Publié le  Lecture 5 mins

Adiponectine et risque cardiovasculaire : paradoxe ou paradigme

S. HASCOËT*/**, M. ELBAZ*, B. PERRET***, J. FERRIÈRES*/**, J.-B. RUIDAVETS** *Fédération des services de cardiologie, CHU de Toulouse **Laboratoire d’épidémiologie, Unité 1027 Inserm, CHU de Toulouse ***Laboratoire de biochimie, Unité 1048 Inserm, CHU de

JESFC

L’obésité et son cortège d’anomalies métaboliques associées sont étroitement liés à la pathogénie des maladies cardiovasculaires(1). Pour autant, les liens moléculaires précis entre obésité et maladie cardiovasculaires restent spéculatifs. Le tissu adipeux n’est pas seulement un « réservoir » énergétique, mais a aussi un rôle de régulation de l’homéostasie. Il a une fonction autocrine, endocrine et paracrine en synthétisant et sécrétant une large gamme de protéines appelées adipocytokines. Certaines sont pro- ou anti-inflammatoires, facteurs du complément, facteurs de croissance, protéines de signalisation modulant l’inflammation et le métabolisme et à terme la survenue d’atteintes cardiovasculaires(2).  

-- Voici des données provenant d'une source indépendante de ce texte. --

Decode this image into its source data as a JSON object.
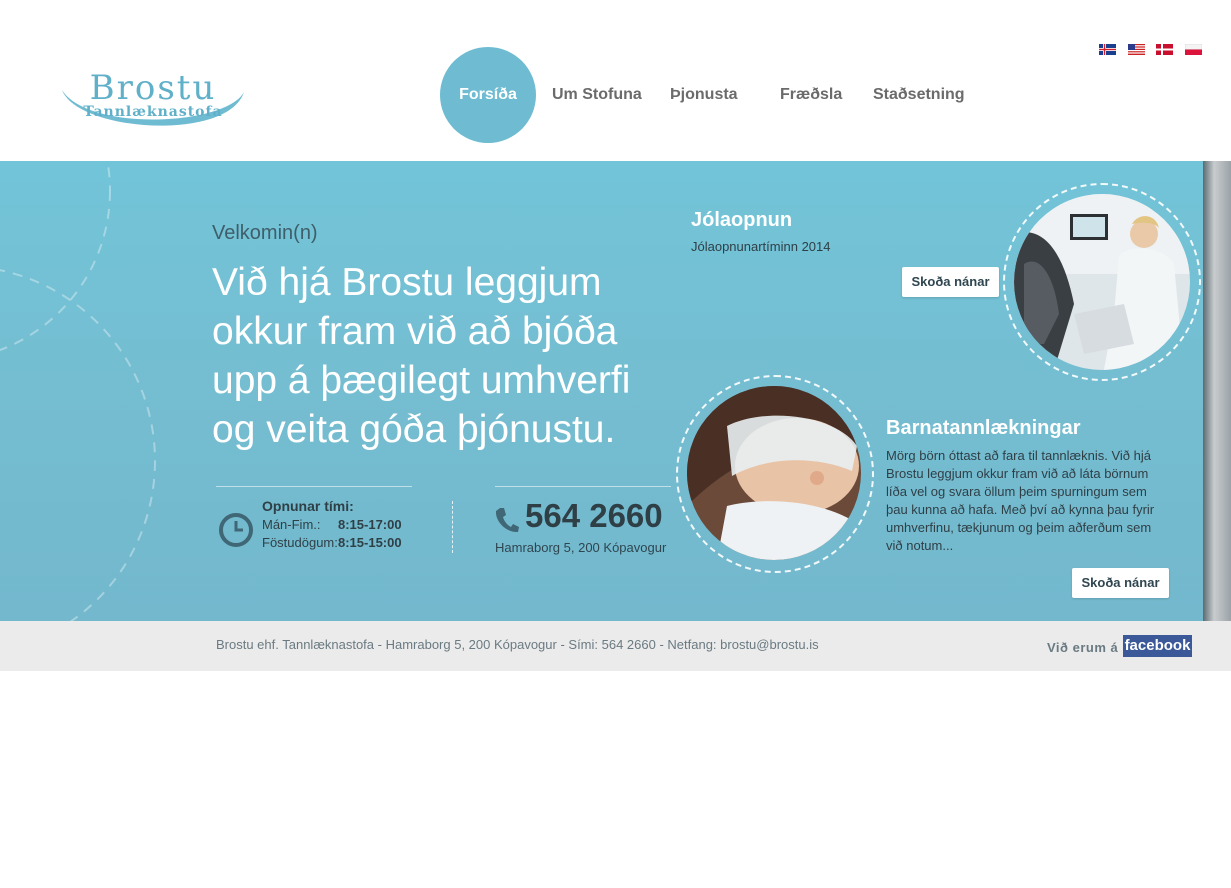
{
  "logo": {
    "name": "Brostu",
    "subtitle": "Tannlæknastofa"
  },
  "nav": [
    {
      "label": "Forsíða",
      "active": true
    },
    {
      "label": "Um Stofuna",
      "active": false
    },
    {
      "label": "Þjonusta",
      "active": false
    },
    {
      "label": "Fræðsla",
      "active": false
    },
    {
      "label": "Staðsetning",
      "active": false
    }
  ],
  "languages": [
    "Íslenska",
    "English",
    "Dansk",
    "Polski"
  ],
  "hero": {
    "welcome": "Velkomin(n)",
    "headline": "Við hjá Brostu leggjum okkur fram við að bjóða upp á þægilegt umhverfi og veita góða þjónustu.",
    "hours": {
      "title": "Opnunar tími:",
      "rows": [
        {
          "day": "Mán-Fim.:",
          "time": "8:15-17:00"
        },
        {
          "day": "Föstudögum:",
          "time": "8:15-15:00"
        }
      ],
      "icon": "clock-icon"
    },
    "contact": {
      "phone": "564 2660",
      "address": "Hamraborg 5, 200 Kópavogur",
      "icon": "phone-icon"
    }
  },
  "cards": [
    {
      "title": "Jólaopnun",
      "subtitle": "Jólaopnunartíminn 2014",
      "button": "Skoða nánar"
    },
    {
      "title": "Barnatannlækningar",
      "text": "Mörg börn óttast að fara til tannlæknis. Við hjá Brostu leggjum okkur fram við að láta börnum líða vel og svara öllum þeim spurningum sem þau kunna að hafa. Með því að kynna þau fyrir umhverfinu, tækjunum og þeim aðferðum sem við notum...",
      "button": "Skoða nánar"
    }
  ],
  "footer": {
    "text": "Brostu ehf. Tannlæknastofa - Hamraborg 5, 200 Kópavogur - Sími: 564 2660 - Netfang: brostu@brostu.is",
    "social_label": "Við erum á",
    "social_name": "facebook"
  },
  "colors": {
    "brand": "#6fbcd2",
    "hero_bg": "#75bdd1",
    "text_dark": "#2f3f46",
    "footer_bg": "#ebebeb",
    "facebook": "#3b5998"
  }
}
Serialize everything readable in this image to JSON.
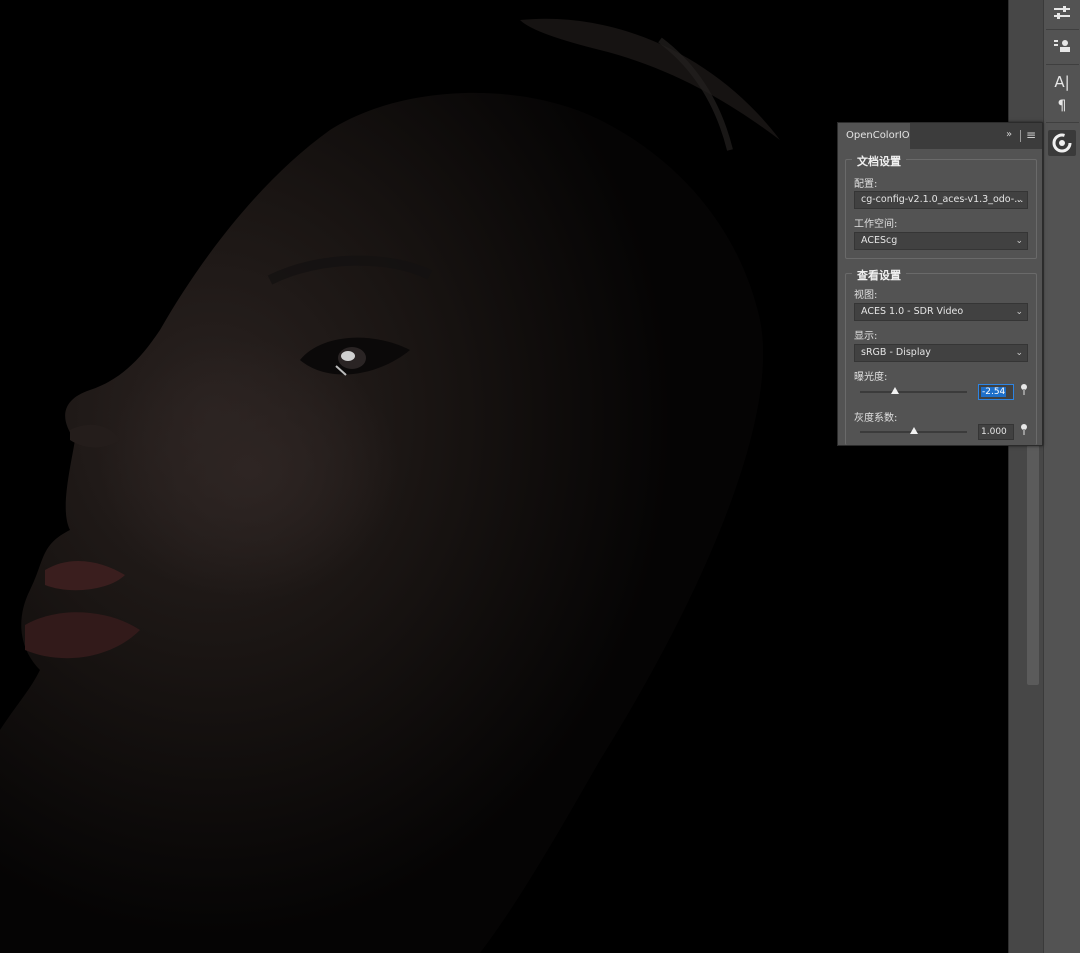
{
  "panel": {
    "tab_title": "OpenColorIO",
    "collapse_glyph": "»",
    "menu_glyph": "≡",
    "doc_settings": {
      "title": "文档设置",
      "config_label": "配置:",
      "config_value": "cg-config-v2.1.0_aces-v1.3_odo-...",
      "working_space_label": "工作空间:",
      "working_space_value": "ACEScg"
    },
    "view_settings": {
      "title": "查看设置",
      "view_label": "视图:",
      "view_value": "ACES 1.0 - SDR Video",
      "display_label": "显示:",
      "display_value": "sRGB - Display",
      "exposure_label": "曝光度:",
      "exposure_value": "-2.54",
      "exposure_slider_fraction": 0.33,
      "gamma_label": "灰度系数:",
      "gamma_value": "1.000",
      "gamma_slider_fraction": 0.5
    }
  },
  "toolbar": {
    "icons": [
      "adjustments-icon",
      "properties-icon",
      "character-icon",
      "paragraph-icon",
      "opencolorio-icon"
    ]
  },
  "colors": {
    "panel_bg": "#535353",
    "selection_blue": "#1e6fc9",
    "canvas_bg": "#000000"
  }
}
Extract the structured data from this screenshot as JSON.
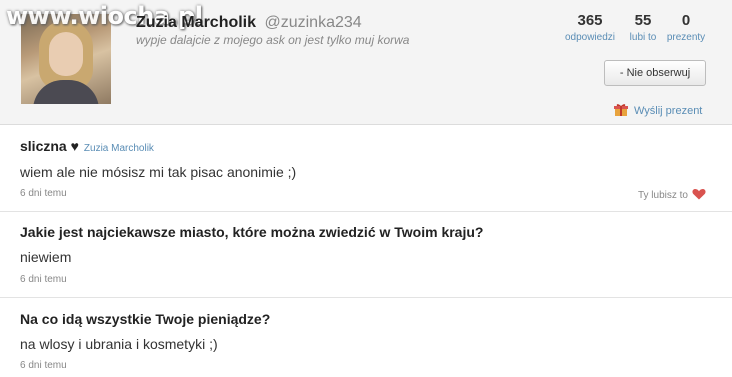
{
  "watermark": "www.wiocha.pl",
  "profile": {
    "name": "Zuzia Marcholik",
    "username": "@zuzinka234",
    "bio": "wypje dalajcie z mojego ask on jest tylko muj korwa"
  },
  "stats": [
    {
      "value": "365",
      "label": "odpowiedzi"
    },
    {
      "value": "55",
      "label": "lubi to"
    },
    {
      "value": "0",
      "label": "prezenty"
    }
  ],
  "actions": {
    "unfollow_label": "- Nie obserwuj",
    "gift_label": "Wyślij prezent"
  },
  "colors": {
    "link": "#5a8db5",
    "heart": "#d9534f"
  },
  "feed": [
    {
      "question": "sliczna ♥",
      "asker": "Zuzia Marcholik",
      "answer": "wiem ale nie mósisz mi tak pisac anonimie ;)",
      "time": "6 dni temu",
      "likes": "Ty lubisz to"
    },
    {
      "question": "Jakie jest najciekawsze miasto, które można zwiedzić w Twoim kraju?",
      "answer": "niewiem",
      "time": "6 dni temu"
    },
    {
      "question": "Na co idą wszystkie Twoje pieniądze?",
      "answer": "na wlosy i ubrania i kosmetyki ;)",
      "time": "6 dni temu"
    }
  ]
}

Parmi les adipocytokines, l’adiponectine a suscité un intérêt particulier. L’adiponectine est la principale hormone sécrétée par les adipocytes, représentant de 0,01 à 0,05 % des protéines du sérum (3). Les autres adipocytokines, telles que la leptine, le Tumor Necrosis Factor α, l’interleukine (IL)...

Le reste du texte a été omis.